Fallimento Banca Etruria, la sentenza. Carlo Catanossi : "Dopo 7 anni di fango, sono stato assolto". E si toglie qualche sassolino

Il presidente di Grifo Latte, ex amministratore dell'istituto di credito, ha scritto un post su facebook dopo l'assoluzione in primo grado

"E così, dopo sette lunghi anni di fango, un tribunale dice che sono innocente. Il fatto non sussiste. Banca Etruria non è stata fatta fallire dai suoi amministratori. Almeno non dagli amministratori dell’ultimo consiglio.Almeno non da me. Non avevo dubbi": una sentenza che mette a riparo il lavoro di una vita e la dignità di uno dei manager-imprenditori agricoli più conosciuti dell'Umbria a livello nazionale, Carlo Catanossi, attuale presidente di Gruppo Grifo. Era finito nel mirino delle cronache nazionali, con tanto di sequestro di una parte dei beni, nell'affaire del fallimento di Banca Etruria. L'assoluzione riguarda il primo grado di giudizio.La Procura però ha ribadito che ricorrerà all'Appello. Duro Catanossi sulla bufera mediatica e politica che fino ad oggi ha offuscato informazione e giudizi: "Una serie di azioni volutamente costruite con una regia autorevole e precisa ha portato al disastro di cui tutti paghiamo ancora le conseguenze. Sono sereno perché, prima ancora che nella coscienza e nell’ultimo giorno, anch’io ho trovato un giudice a Berlino". 

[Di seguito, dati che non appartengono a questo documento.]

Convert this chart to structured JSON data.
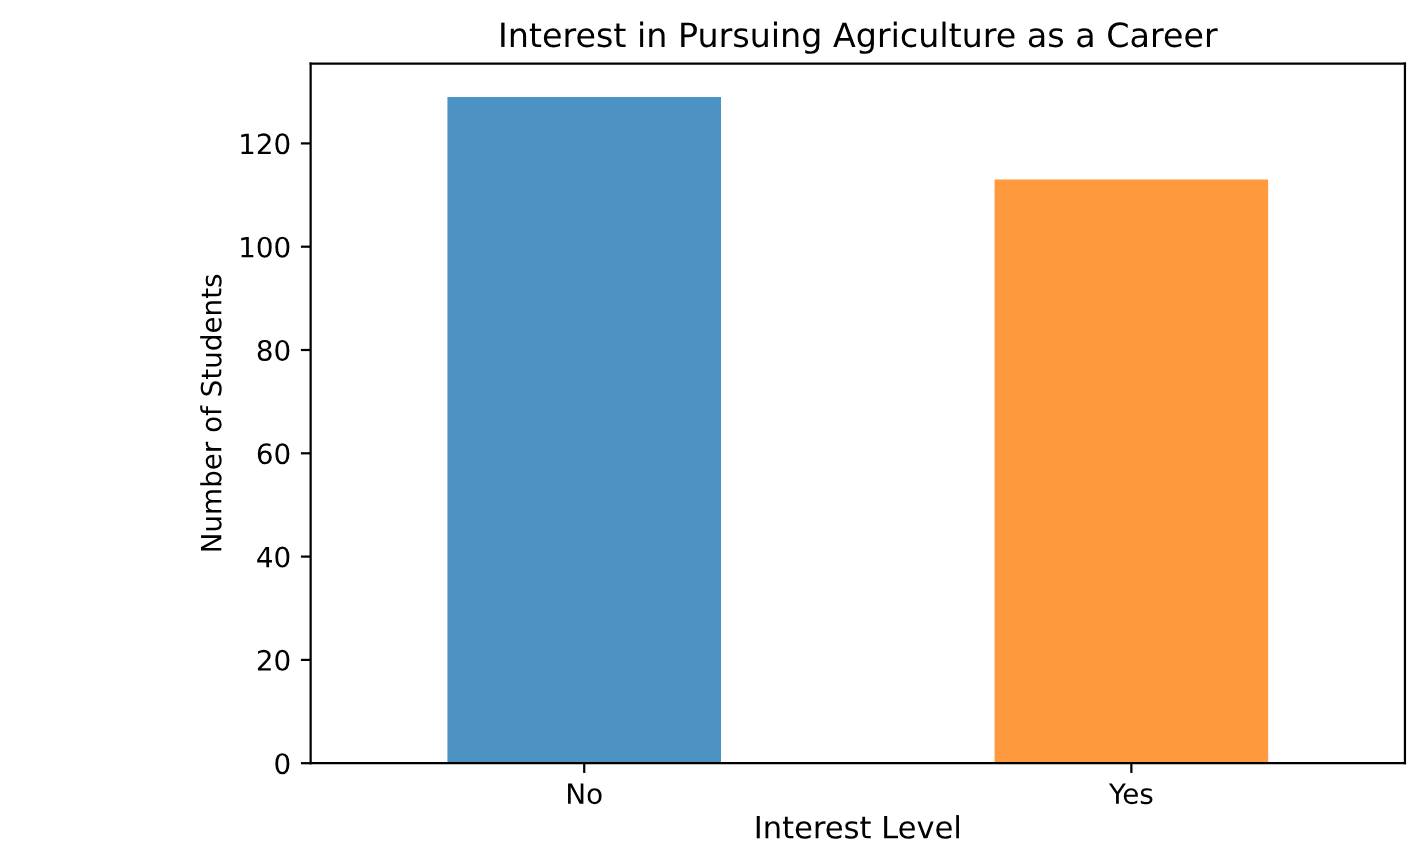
{
  "chart_data": {
    "type": "bar",
    "title": "Interest in Pursuing Agriculture as a Career",
    "xlabel": "Interest Level",
    "ylabel": "Number of Students",
    "categories": [
      "No",
      "Yes"
    ],
    "values": [
      129,
      113
    ],
    "colors": [
      "#4c92c3",
      "#ff993e"
    ],
    "ylim": [
      0,
      135.45
    ],
    "yticks": [
      0,
      20,
      40,
      60,
      80,
      100,
      120
    ],
    "grid": false
  }
}
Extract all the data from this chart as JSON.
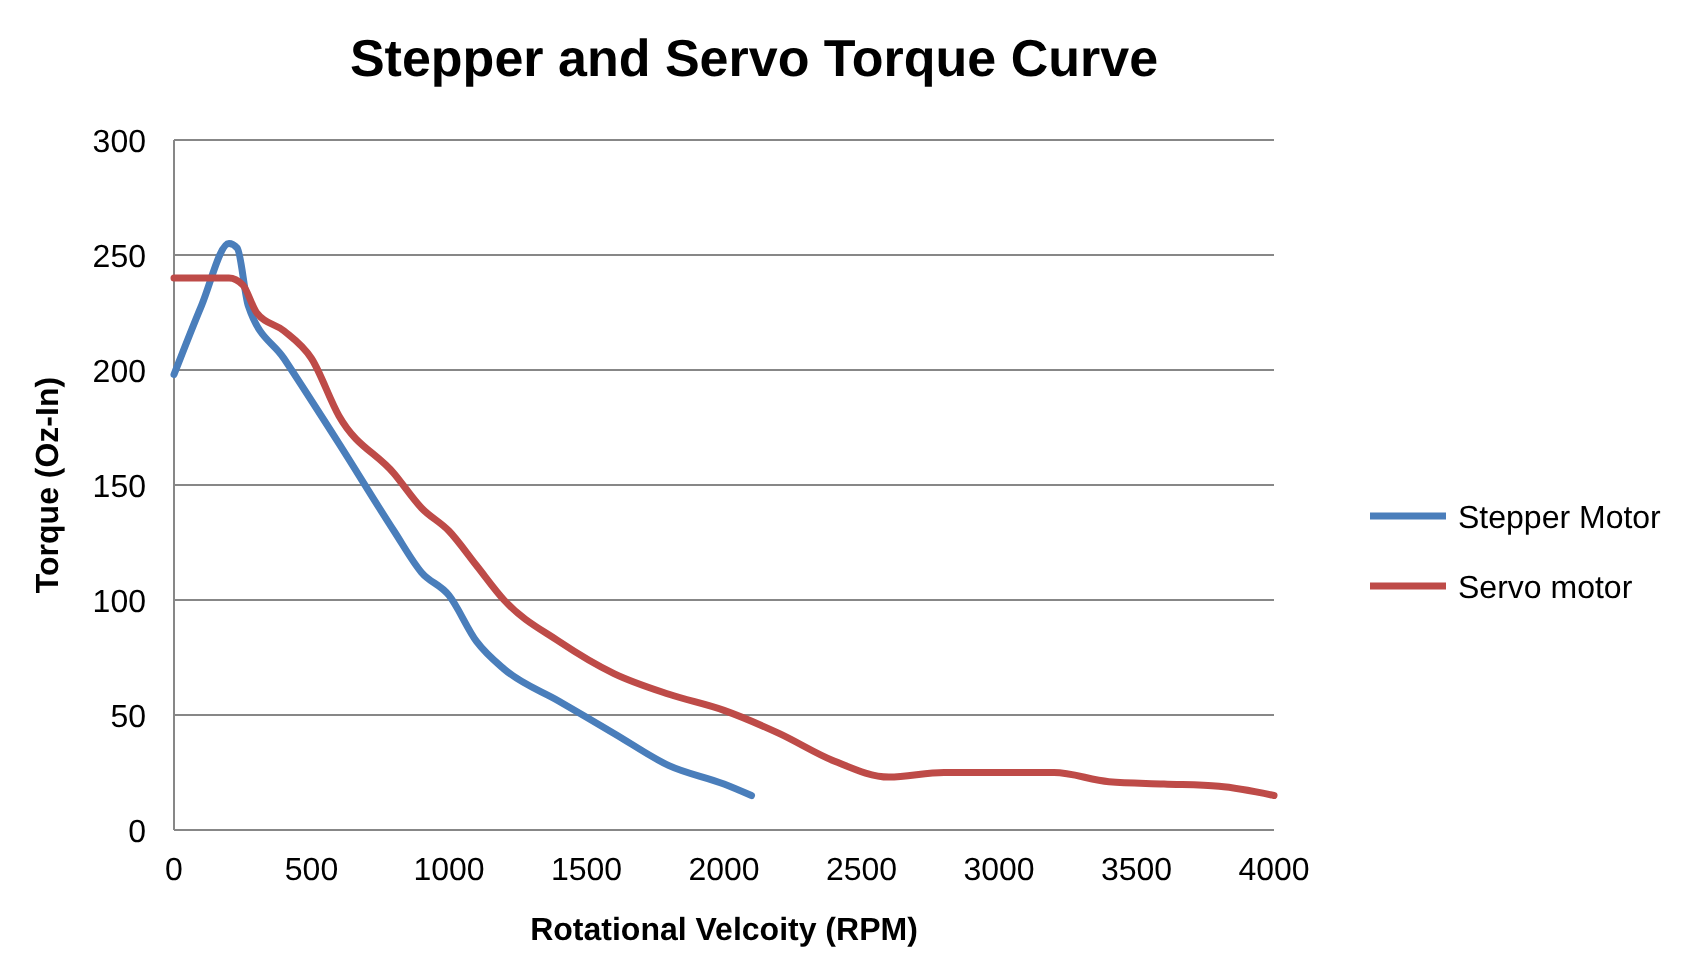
{
  "chart_data": {
    "type": "line",
    "title": "Stepper and Servo Torque Curve",
    "xlabel": "Rotational Velcoity (RPM)",
    "ylabel": "Torque (Oz-In)",
    "xlim": [
      0,
      4000
    ],
    "xticks": [
      0,
      500,
      1000,
      1500,
      2000,
      2500,
      3000,
      3500,
      4000
    ],
    "ylim": [
      0,
      300
    ],
    "yticks": [
      0,
      50,
      100,
      150,
      200,
      250,
      300
    ],
    "grid": "y",
    "legend": "right",
    "line_style": "solid",
    "marker": "none",
    "series": [
      {
        "name": "Stepper Motor",
        "color": "#4a7ebb",
        "x": [
          0,
          100,
          200,
          230,
          270,
          400,
          600,
          800,
          900,
          1000,
          1100,
          1200,
          1400,
          1600,
          1800,
          2000,
          2100
        ],
        "values": [
          198,
          228,
          255,
          253,
          228,
          205,
          168,
          130,
          112,
          102,
          82,
          70,
          56,
          42,
          28,
          20,
          15
        ]
      },
      {
        "name": "Servo motor",
        "color": "#be4b48",
        "x": [
          0,
          200,
          250,
          300,
          400,
          500,
          600,
          800,
          900,
          1000,
          1100,
          1200,
          1400,
          1600,
          1800,
          2000,
          2200,
          2400,
          2600,
          2800,
          3000,
          3200,
          3400,
          3600,
          3800,
          4000
        ],
        "values": [
          240,
          240,
          237,
          225,
          217,
          205,
          180,
          155,
          140,
          130,
          115,
          100,
          82,
          68,
          59,
          52,
          42,
          30,
          23,
          25,
          25,
          25,
          21,
          20,
          19,
          15
        ]
      }
    ]
  }
}
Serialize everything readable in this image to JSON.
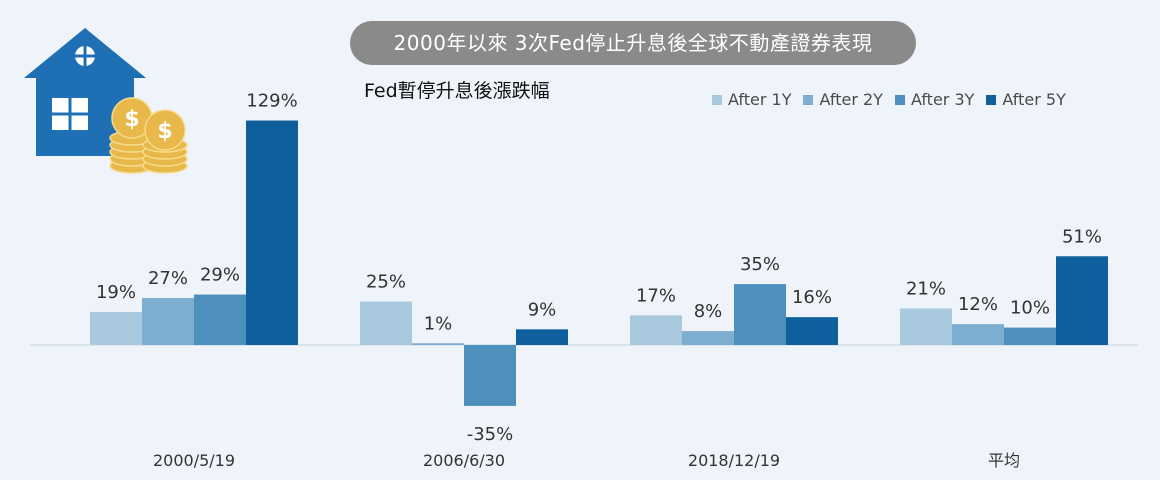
{
  "title": "2000年以來  3次Fed停止升息後全球不動產證券表現",
  "subtitle": "Fed暫停升息後漲跌幅",
  "colors": [
    "#a9c9de",
    "#7eaecf",
    "#4d8fbd",
    "#0f5f9c"
  ],
  "chart_data": {
    "type": "bar",
    "categories": [
      "2000/5/19",
      "2006/6/30",
      "2018/12/19",
      "平均"
    ],
    "series": [
      {
        "name": "After 1Y",
        "values": [
          19,
          25,
          17,
          21
        ],
        "labels": [
          "19%",
          "25%",
          "17%",
          "21%"
        ]
      },
      {
        "name": "After 2Y",
        "values": [
          27,
          1,
          8,
          12
        ],
        "labels": [
          "27%",
          "1%",
          "8%",
          "12%"
        ]
      },
      {
        "name": "After 3Y",
        "values": [
          29,
          -35,
          35,
          10
        ],
        "labels": [
          "29%",
          "-35%",
          "35%",
          "10%"
        ]
      },
      {
        "name": "After 5Y",
        "values": [
          129,
          9,
          16,
          51
        ],
        "labels": [
          "129%",
          "9%",
          "16%",
          "51%"
        ]
      }
    ],
    "ylim": [
      -50,
      129
    ],
    "legend_position": "top-right"
  }
}
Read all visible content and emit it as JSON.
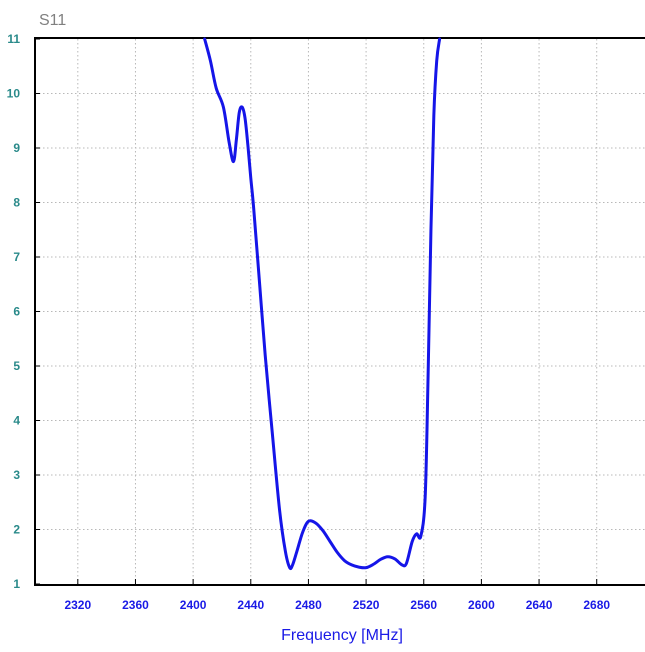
{
  "chart_data": {
    "type": "line",
    "title": "S11",
    "xlabel": "Frequency [MHz]",
    "ylabel": "",
    "xlim": [
      2300,
      2720
    ],
    "ylim": [
      1,
      11
    ],
    "x_ticks": [
      2320,
      2360,
      2400,
      2440,
      2480,
      2520,
      2560,
      2600,
      2640,
      2680
    ],
    "y_ticks": [
      1,
      2,
      3,
      4,
      5,
      6,
      7,
      8,
      9,
      10,
      11
    ],
    "grid": true,
    "series": [
      {
        "color": "#1515e8",
        "x": [
          2408,
          2412,
          2416,
          2421,
          2425,
          2428,
          2430,
          2432,
          2434,
          2436,
          2438,
          2440,
          2442,
          2446,
          2450,
          2455,
          2460,
          2464,
          2467,
          2469,
          2472,
          2476,
          2480,
          2485,
          2490,
          2495,
          2500,
          2505,
          2510,
          2515,
          2520,
          2525,
          2530,
          2535,
          2540,
          2545,
          2548,
          2552,
          2555,
          2558,
          2561,
          2563,
          2565,
          2567,
          2569,
          2571
        ],
        "y": [
          11.0,
          10.6,
          10.1,
          9.75,
          9.1,
          8.75,
          9.15,
          9.65,
          9.75,
          9.55,
          9.05,
          8.45,
          7.9,
          6.55,
          5.2,
          3.75,
          2.35,
          1.6,
          1.3,
          1.35,
          1.6,
          1.95,
          2.15,
          2.12,
          1.98,
          1.78,
          1.58,
          1.43,
          1.35,
          1.31,
          1.3,
          1.36,
          1.45,
          1.5,
          1.46,
          1.35,
          1.38,
          1.78,
          1.92,
          1.88,
          2.6,
          4.8,
          7.5,
          9.6,
          10.6,
          11.0
        ]
      }
    ]
  }
}
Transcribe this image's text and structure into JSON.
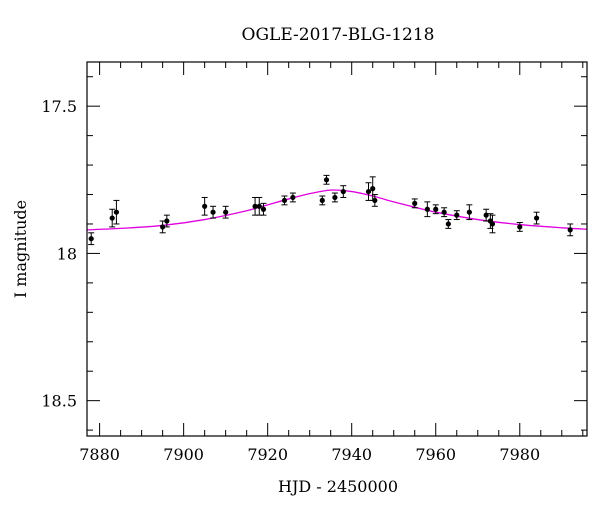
{
  "chart_data": {
    "type": "scatter",
    "title": "OGLE-2017-BLG-1218",
    "xlabel": "HJD - 2450000",
    "ylabel": "I magnitude",
    "xlim": [
      7877,
      7996
    ],
    "ylim": [
      18.62,
      17.35
    ],
    "y_inverted": true,
    "x_ticks": [
      7880,
      7900,
      7920,
      7940,
      7960,
      7980
    ],
    "x_tick_labels": [
      "7880",
      "7900",
      "7920",
      "7940",
      "7960",
      "7980"
    ],
    "y_ticks": [
      17.5,
      18,
      18.5
    ],
    "y_tick_labels": [
      "17.5",
      "18",
      "18.5"
    ],
    "grid": false,
    "series": [
      {
        "kind": "points-with-errorbars",
        "color": "#000000",
        "points": [
          {
            "x": 7878,
            "y": 17.95,
            "err": 0.02
          },
          {
            "x": 7883,
            "y": 17.88,
            "err": 0.03
          },
          {
            "x": 7884,
            "y": 17.86,
            "err": 0.04
          },
          {
            "x": 7895,
            "y": 17.91,
            "err": 0.02
          },
          {
            "x": 7896,
            "y": 17.89,
            "err": 0.02
          },
          {
            "x": 7905,
            "y": 17.84,
            "err": 0.03
          },
          {
            "x": 7907,
            "y": 17.86,
            "err": 0.02
          },
          {
            "x": 7910,
            "y": 17.86,
            "err": 0.02
          },
          {
            "x": 7917,
            "y": 17.84,
            "err": 0.03
          },
          {
            "x": 7918,
            "y": 17.84,
            "err": 0.03
          },
          {
            "x": 7919,
            "y": 17.85,
            "err": 0.02
          },
          {
            "x": 7924,
            "y": 17.82,
            "err": 0.015
          },
          {
            "x": 7926,
            "y": 17.81,
            "err": 0.015
          },
          {
            "x": 7933,
            "y": 17.82,
            "err": 0.015
          },
          {
            "x": 7934,
            "y": 17.75,
            "err": 0.015
          },
          {
            "x": 7936,
            "y": 17.81,
            "err": 0.015
          },
          {
            "x": 7938,
            "y": 17.79,
            "err": 0.02
          },
          {
            "x": 7944,
            "y": 17.79,
            "err": 0.03
          },
          {
            "x": 7945,
            "y": 17.78,
            "err": 0.04
          },
          {
            "x": 7945.5,
            "y": 17.82,
            "err": 0.02
          },
          {
            "x": 7955,
            "y": 17.83,
            "err": 0.015
          },
          {
            "x": 7958,
            "y": 17.85,
            "err": 0.025
          },
          {
            "x": 7960,
            "y": 17.85,
            "err": 0.015
          },
          {
            "x": 7962,
            "y": 17.86,
            "err": 0.015
          },
          {
            "x": 7963,
            "y": 17.9,
            "err": 0.015
          },
          {
            "x": 7965,
            "y": 17.87,
            "err": 0.015
          },
          {
            "x": 7968,
            "y": 17.86,
            "err": 0.025
          },
          {
            "x": 7972,
            "y": 17.87,
            "err": 0.02
          },
          {
            "x": 7973,
            "y": 17.89,
            "err": 0.025
          },
          {
            "x": 7973.5,
            "y": 17.9,
            "err": 0.03
          },
          {
            "x": 7980,
            "y": 17.91,
            "err": 0.015
          },
          {
            "x": 7984,
            "y": 17.88,
            "err": 0.02
          },
          {
            "x": 7992,
            "y": 17.92,
            "err": 0.02
          }
        ]
      },
      {
        "kind": "model-curve",
        "color": "#e000e0",
        "x": [
          7877,
          7885,
          7895,
          7905,
          7915,
          7920,
          7925,
          7930,
          7935,
          7940,
          7945,
          7950,
          7955,
          7960,
          7970,
          7980,
          7990,
          7996
        ],
        "y": [
          17.92,
          17.915,
          17.905,
          17.885,
          17.855,
          17.835,
          17.815,
          17.797,
          17.785,
          17.79,
          17.805,
          17.825,
          17.843,
          17.86,
          17.885,
          17.902,
          17.913,
          17.918
        ]
      }
    ]
  }
}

Un riferimento chiaro ai nemici potentissimi dell'ex presidente Matteo Renzi e alla famiglia Boschi. Infine l'amarezza dell'uomo forte del Gruppo Grifo per la poca solidarietà umana ricevuta dopo gli avvisi di garanzia, rispetto alle tante richieste di aiuto quando era amministratore dell'istituto di credito: "Sono stato amministratore per soli nove mesi e in questo tempo sono passati per la mia casa ( il sabato e la domenica perché gli altri giorni lavoravo) molti soggetti ( soprattutto gualdesi ma non solo) a chiedere i più vari interventi per se stessi, per parenti, amici e benefattori. Molti più di quanti siano passati in sette anni a chiedere notizie, esprimere solidarietà, dare conforto". 

IL PROCESSO

I 14 imputati, tra cui anche Pier Luigi Boschi (babbo di Maria Elena, che all'epoca dei fatti era vicepresidente dell'istituto di credito aretino), erano accusati di aver agito in modo sconsiderato, affidando "consulenze inutili" e "ripetitive", per le quali la banca, che si trovava già in condizioni critiche, aveva sostenuto costi imponenti. Condotte che sarebbero costate loro l'accusa di bancarotta semplice. 

Le consulenze avrebbero pesato infatti per circa 4 milioni di euro. Erano incarichi affidati dall'istituto di credito a societa specializzate per valutare, analizzare e poi avviare il processo di fusione con un istituto di elevato standing per evitare il crac. A proporre lo scenario della fusione furono le autorità bancarie che avevano individuato in Banca Popolare di Vicenza il possibile partner dell'operazione. Le consulenze d'oro furono affidate comunque, ma nulla di quanto analizzato e valutato si concretizzò.